The Moon is Earth’s only natural satellite, orbiting our planet once every 27.3 days. However, a cycle of moon phases (say, from New Moon to the next New Moon), takes 29.54 days. This is because the Earth itself is moving during each 27.3 day Moon orbit. Since it is much easier to observe the Moon’s changing phase cycle than to observe the Sun directly, the 29.54 day phase cycle was the basis of many ancient calendars. Words for ‘moon’ and ‘month’ are related in English and are identical in many other languages. There is some evidence that our word ‘moon’ is ultimately related to an Indo-European word for ‘measure.’ Given how long we’ve measured time by the Moon, it is easy to take its presence for granted.

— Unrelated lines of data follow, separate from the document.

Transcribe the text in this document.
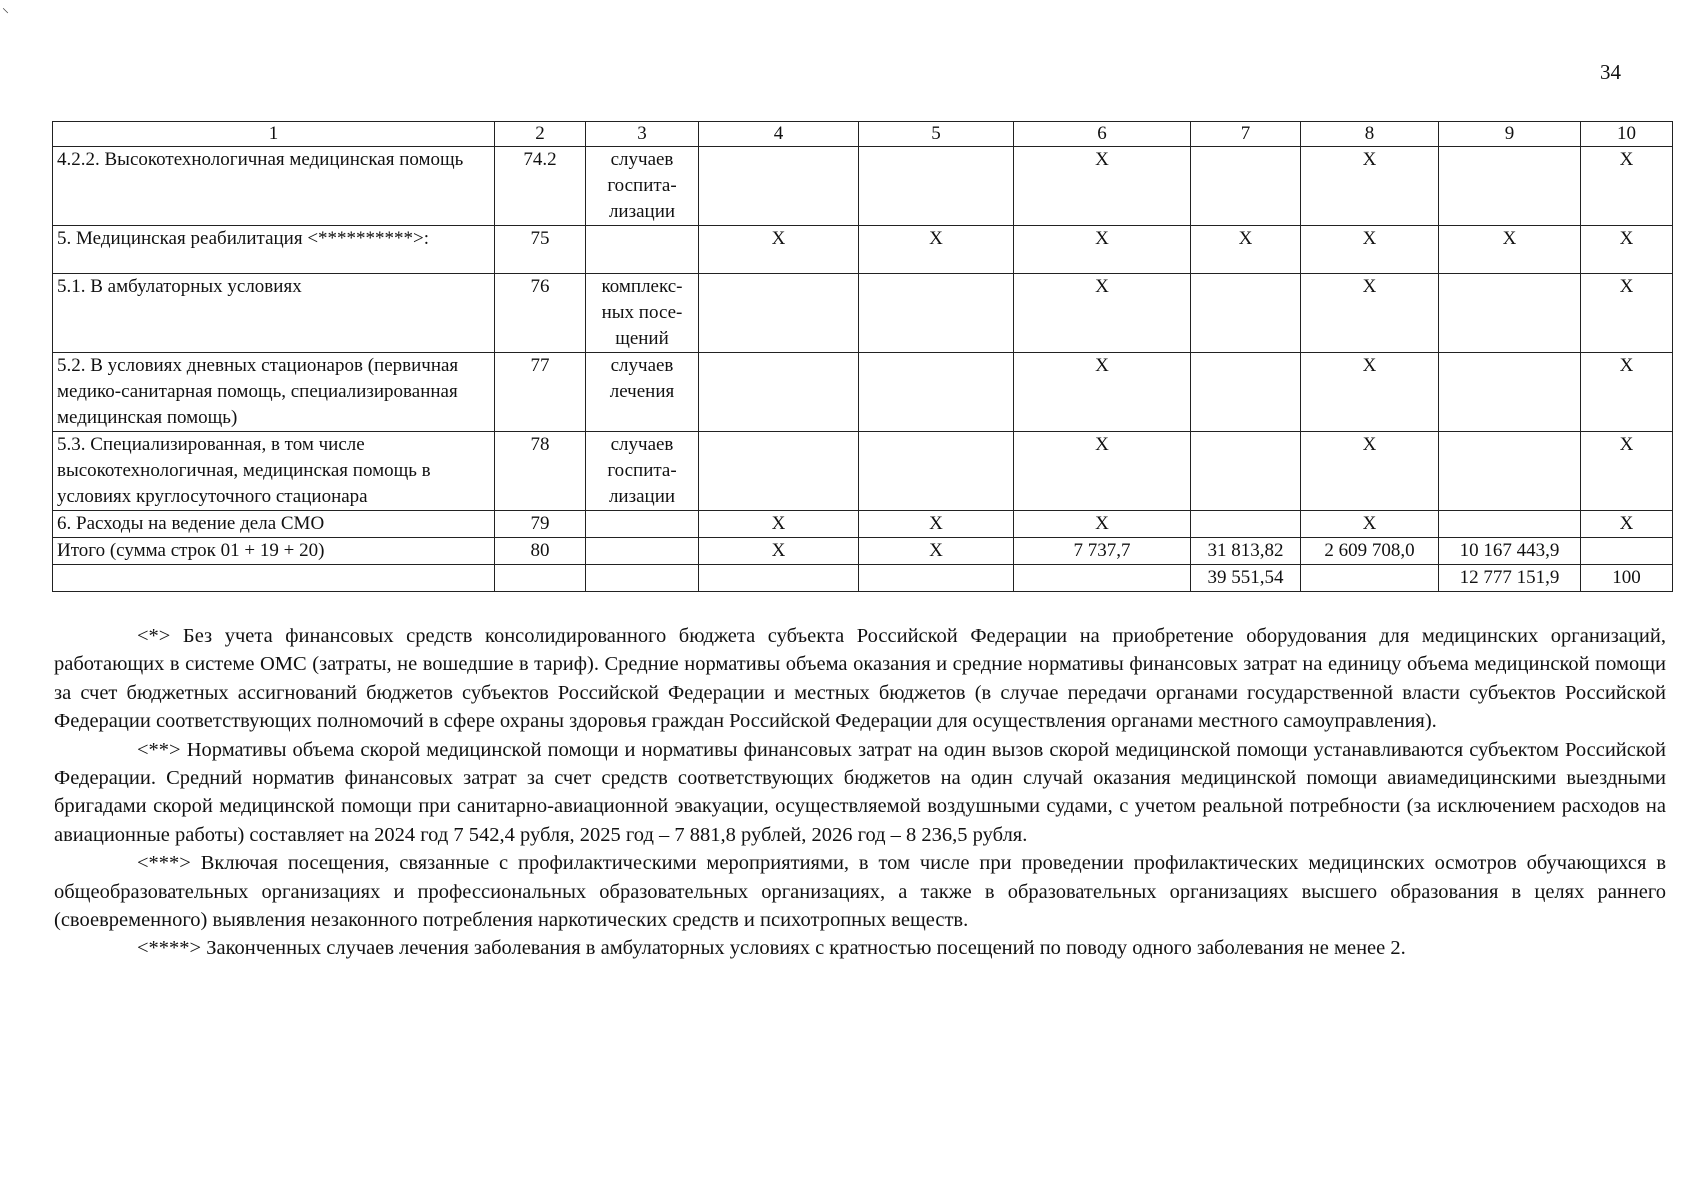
⸌
34
1	2	3	4	5	6	7	8	9	10
4.2.2. Высокотехнологичная медицинская помощь	74.2	случаев госпита-лизации			Х		Х		Х
5. Медицинская реабилитация <**********>:	75		Х	Х	Х	Х	Х	Х	Х
5.1. В амбулаторных условиях	76	комплекс-ных посе-щений			Х		Х		Х
5.2. В условиях дневных стационаров (первичная медико-санитарная помощь, специализированная медицинская помощь)	77	случаев лечения			Х		Х		Х
5.3. Специализированная, в том числе высокотехнологичная, медицинская помощь в условиях круглосуточного стационара	78	случаев госпита-лизации			Х		Х		Х
6. Расходы на ведение дела СМО	79		Х	Х	Х		Х		Х
Итого (сумма строк 01 + 19 + 20)	80		Х	Х	7 737,7	31 813,82	2 609 708,0	10 167 443,9	
						39 551,54		12 777 151,9	100

<*> Без учета финансовых средств консолидированного бюджета субъекта Российской Федерации на приобретение оборудования для медицинских организаций, работающих в системе ОМС (затраты, не вошедшие в тариф). Средние нормативы объема оказания и средние нормативы финансовых затрат на единицу объема медицинской помощи за счет бюджетных ассигнований бюджетов субъектов Российской Федерации и местных бюджетов (в случае передачи органами государственной власти субъектов Российской Федерации соответствующих полномочий в сфере охраны здоровья граждан Российской Федерации для осуществления органами местного самоуправления).

<**> Нормативы объема скорой медицинской помощи и нормативы финансовых затрат на один вызов скорой медицинской помощи устанавливаются субъектом Российской Федерации. Средний норматив финансовых затрат за счет средств соответствующих бюджетов на один случай оказания медицинской помощи авиамедицинскими выездными бригадами скорой медицинской помощи при санитарно-авиационной эвакуации, осуществляемой воздушными судами, с учетом реальной потребности (за исключением расходов на авиационные работы) составляет на 2024 год 7 542,4 рубля, 2025 год – 7 881,8 рублей, 2026 год – 8 236,5 рубля.

<***> Включая посещения, связанные с профилактическими мероприятиями, в том числе при проведении профилактических медицинских осмотров обучающихся в общеобразовательных организациях и профессиональных образовательных организациях, а также в образовательных организациях высшего образования в целях раннего (своевременного) выявления незаконного потребления наркотических средств и психотропных веществ.

<****> Законченных случаев лечения заболевания в амбулаторных условиях с кратностью посещений по поводу одного заболевания не менее 2.
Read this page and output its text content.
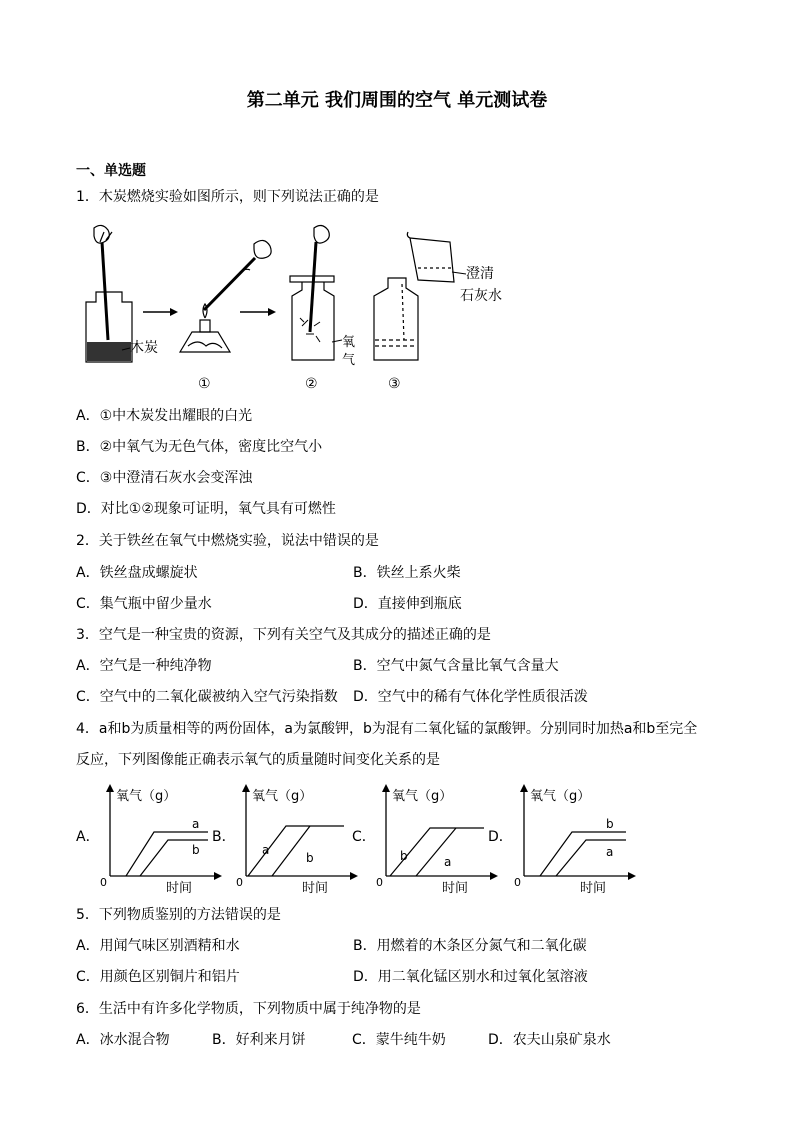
第二单元 我们周围的空气 单元测试卷
一、单选题
1．木炭燃烧实验如图所示，则下列说法正确的是
木炭	氧
气
澄清
石灰水
①	②	③
A．①中木炭发出耀眼的白光
B．②中氧气为无色气体，密度比空气小
C．③中澄清石灰水会变浑浊
D．对比①②现象可证明，氧气具有可燃性
2．关于铁丝在氧气中燃烧实验，说法中错误的是
A．铁丝盘成螺旋状	B．铁丝上系火柴
C．集气瓶中留少量水	D．直接伸到瓶底
3．空气是一种宝贵的资源，下列有关空气及其成分的描述正确的是
A．空气是一种纯净物	B．空气中氮气含量比氧气含量大
C．空气中的二氧化碳被纳入空气污染指数 D．空气中的稀有气体化学性质很活泼
4．a和b为质量相等的两份固体，a为氯酸钾，b为混有二氧化锰的氯酸钾。分别同时加热a和b至完全
反应，下列图像能正确表示氧气的质量随时间变化关系的是
A．	B．	C．	D．
氧气（g）
时间
0
a
b
氧气（g）
时间
0
a
b
氧气（g）
时间
0
b	a
氧气（g）
时间
0
b
a
5．下列物质鉴别的方法错误的是
A．用闻气味区别酒精和水	B．用燃着的木条区分氮气和二氧化碳
C．用颜色区别铜片和铝片	D．用二氧化锰区别水和过氧化氢溶液
6．生活中有许多化学物质，下列物质中属于纯净物的是
A．冰水混合物	B．好利来月饼	C．蒙牛纯牛奶	D．农夫山泉矿泉水
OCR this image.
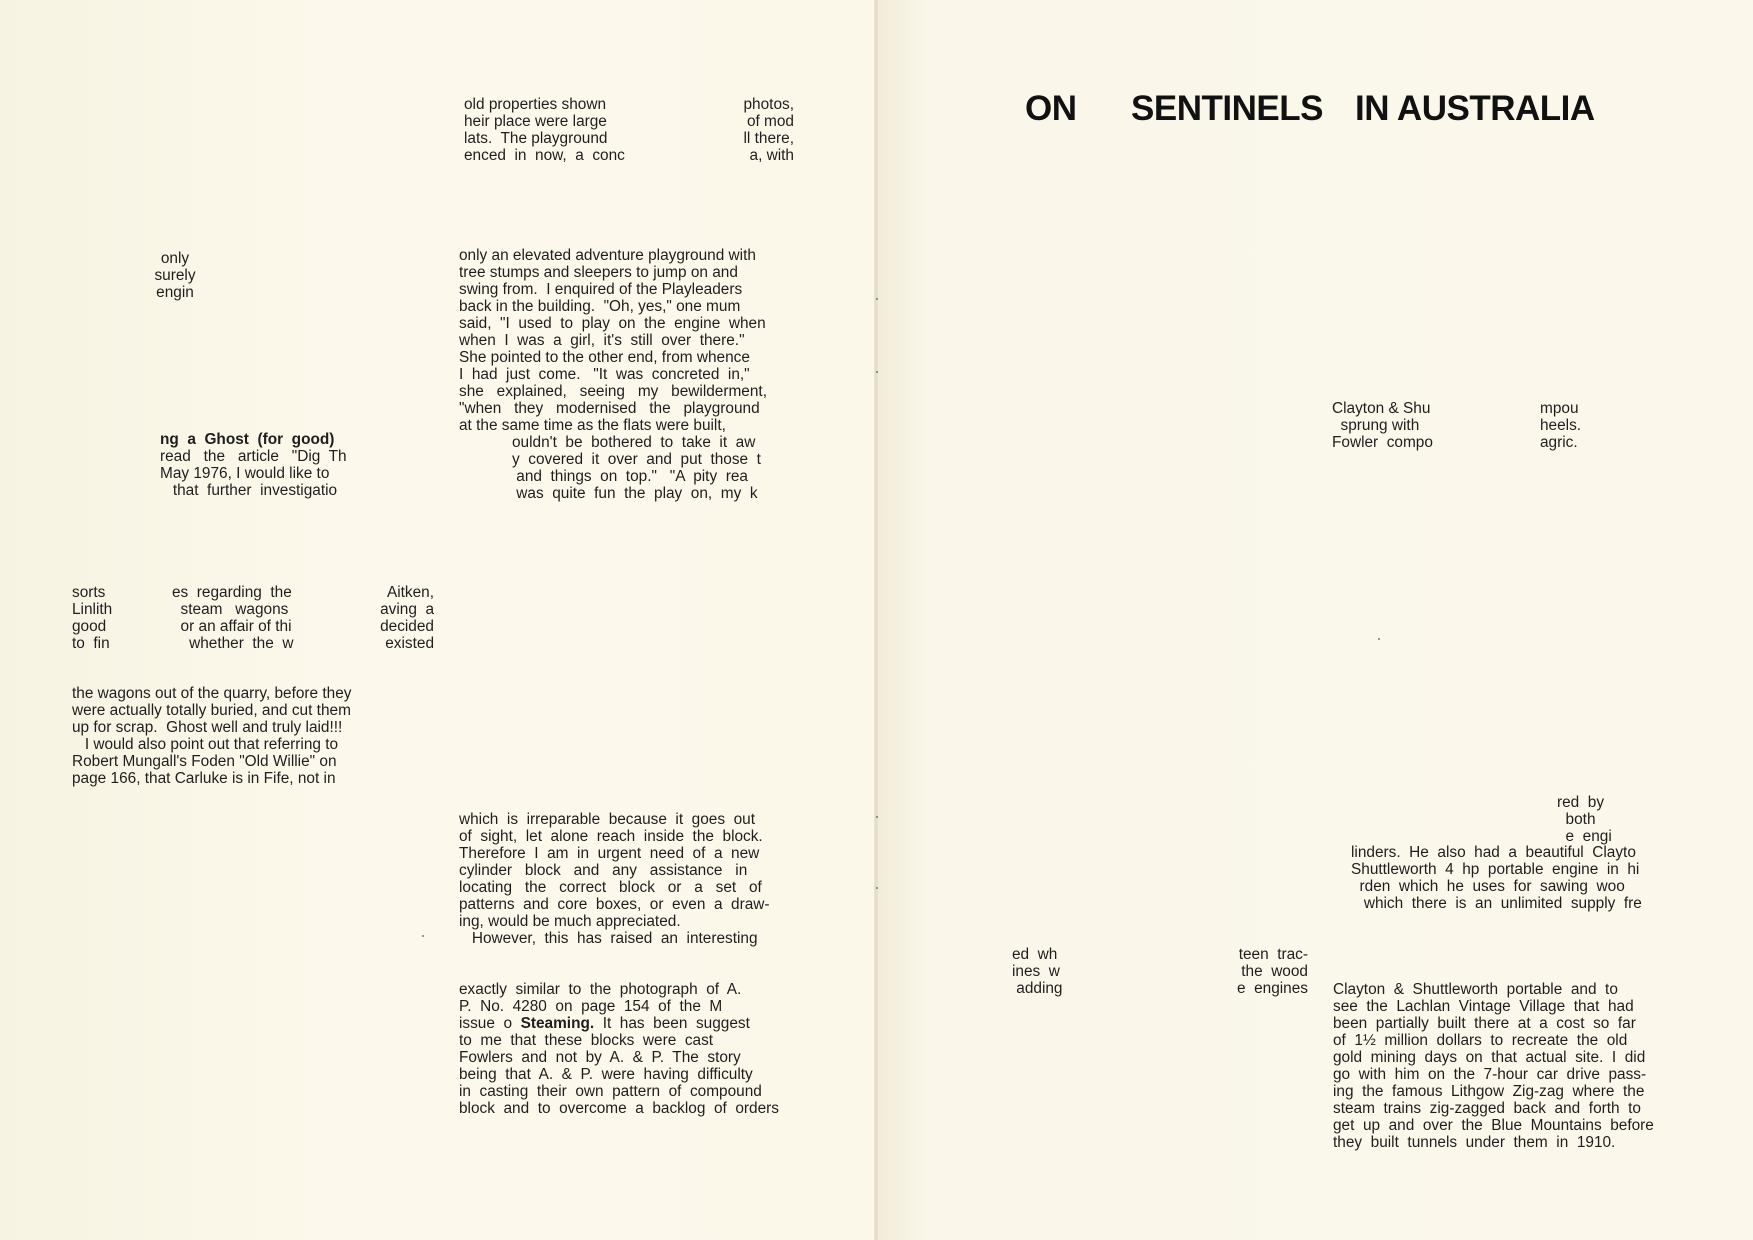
ON SENTINELS IN AUSTRALIA

old properties shown
heir place were large
lats.  The playground
enced  in  now,  a  conc

photos,
of mod
ll there,
a, with

only
surely
engin

ng  a  Ghost  (for  good)

read   the   article   "Dig  Th
May 1976, I would like to
that  further  investigatio

sorts
Linlith
good
to  fin

es  regarding  the
steam   wagons
or an affair of thi
whether  the  w

Aitken,
aving  a
decided
existed

the wagons out of the quarry, before they
were actually totally buried, and cut them
up for scrap.  Ghost well and truly laid!!!
I would also point out that referring to
Robert Mungall's Foden "Old Willie" on
page 166, that Carluke is in Fife, not in

only an elevated adventure playground with
tree stumps and sleepers to jump on and
swing from.  I enquired of the Playleaders
back in the building.  "Oh, yes," one mum
said,  "I  used  to  play  on  the  engine  when
when  I  was  a  girl,  it's  still  over  there."
She pointed to the other end, from whence
I  had  just  come.   "It  was  concreted  in,"
she   explained,   seeing   my   bewilderment,
"when   they   modernised   the   playground
at the same time as the flats were built,

ouldn't  be  bothered  to  take  it  aw
y  covered  it  over  and  put  those  t
and  things  on  top."   "A  pity  rea
was  quite  fun  the  play  on,  my  k

which  is  irreparable  because  it  goes  out
of  sight,  let  alone  reach  inside  the  block.
Therefore  I  am  in  urgent  need  of  a  new
cylinder   block   and   any   assistance   in
locating   the   correct   block   or   a   set   of
patterns  and  core  boxes,  or  even  a  draw-
ing, would be much appreciated.
However,  this  has  raised  an  interesting

exactly  similar  to  the  photograph  of  A.
P.  No.  4280  on  page  154  of  the  M
issue  o  Steaming.  It  has  been  suggest
to  me  that  these  blocks  were  cast
Fowlers  and  not  by  A.  &  P.  The  story
being  that  A.  &  P.  were  having  difficulty
in  casting  their  own  pattern  of  compound
block  and  to  overcome  a  backlog  of  orders

Clayton & Shu
sprung with
Fowler  compo

mpou
heels.
agric.

red  by
both
e  engi

linders.  He  also  had  a  beautiful  Clayto
Shuttleworth  4  hp  portable  engine  in  hi
rden  which  he  uses  for  sawing  woo
which  there  is  an  unlimited  supply  fre

ed  wh
ines  w
adding

teen  trac-
the  wood
e  engines Clayton  &  Shuttleworth  portable  and  to
see  the  Lachlan  Vintage  Village  that  had
been  partially  built  there  at  a  cost  so  far
of  1½  million  dollars  to  recreate  the  old
gold  mining  days  on  that  actual  site.  I  did
go  with  him  on  the  7-hour  car  drive  pass-
ing  the  famous  Lithgow  Zig-zag  where  the
steam  trains  zig-zagged  back  and  forth  to
get  up  and  over  the  Blue  Mountains  before
they  built  tunnels  under  them  in  1910.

Released to Public: Jupiter Montage (NASA)
Creative Commons License photo credit: pingnews.com

However, our Moon is quite remarkable in several ways. Moons in our solar system are generally much smaller than the planet they orbit. Jupiter and Saturn, for example, are about 25 times bigger across than their biggest moons. Earth, though, is only 3.67 times the diameter of our Moon. Also, moons usually orbit in the same plane as their planet’s equator. Our Moon, though, orbits within about 5 degrees of Earth’s orbital plane, called the ecliptic, which is not the plane of the equator since Earth is tilted 23.5 degrees on its axis.

This leads most astronomers to believe that the Moon did not form with the Earth, but is the result of a collision with with an object roughly the size of Mars. According to this theory, the impactor (sometimes called ‘Theia’) struck a glancing blow on the Earth and was completely destroyed, and the Moon formed from the debris of Theia’s and Earth’s mantles.

This impact is what left Earth with a Moon much larger than what a planet Earth’s size would normally have, and left that Moon near Earth’s orbital plane (where the impact occured). Our relatively big moon has crucial effects not only on our tides, but also on the stability of Earth’s tilt.

Earth’s orbital tilt of about 23 and a half degrees as it goes around the Sun causes the seasons. The axis precesses, describing an aparent circle roughly every 26,000 years, but the amount of tilt (obliquity) stays nearly the same. Because the Moon acts a counterweight, the obliquity varies only between 22.1 degrees and 24.5 degrees over about 41,00 years (we are now at 23.44 degrees and decreasing). Even this orderly variation, called the Milankovitch cycle, is enough to influence our Ice Ages. Imagine the impact on Earth’s climate if there were no Moon, and the obliquity varied chaotically. This is exactly what happens at Mars, where the tiny moons Phobos and Deimos are not massive enough to influence Mars’ tilt.

Public Domain: Apollo 8 Looks at the Moon (NARA/NASA)
Creative Commons License photo credit: pingnews.com

One thing our Moon does have in common with most others is that it orbits the Earth and rotates on its own axis at the same rate. This is called ‘synchronous rotation’ and it occurs because the Moon is not exactly uniform in composition. From the time the Moon formed, the slightly heavier side was attracted to the Earth. Over time, this effect de-spun the Moon until it attained synchronous rotation. The Moon’s gravitational attraction also de-spins the Earth, although much more slowly as the Moon is less massive. As it does so, the Moon moves slightly farther from the Earth (just over 3 cm per year). The Moon is now 1.5 meters farther away that it was when Apollo astronauts went there. Don’t worry, though, by the time the Moon is far enough away to escape, the Sun will have become a red giant and swallowed both Earth and Moon anyway.

What is the shape of the Moon’s trajectory around the Sun? Perhaps not what you’d expect.

So, I encourage every one to watch for the reappearance of the Moon in the evening sky this week, even if you aren’t celebrating a New Year or an ‘Eid. The Earth’s companion gives all of us something to appreciate.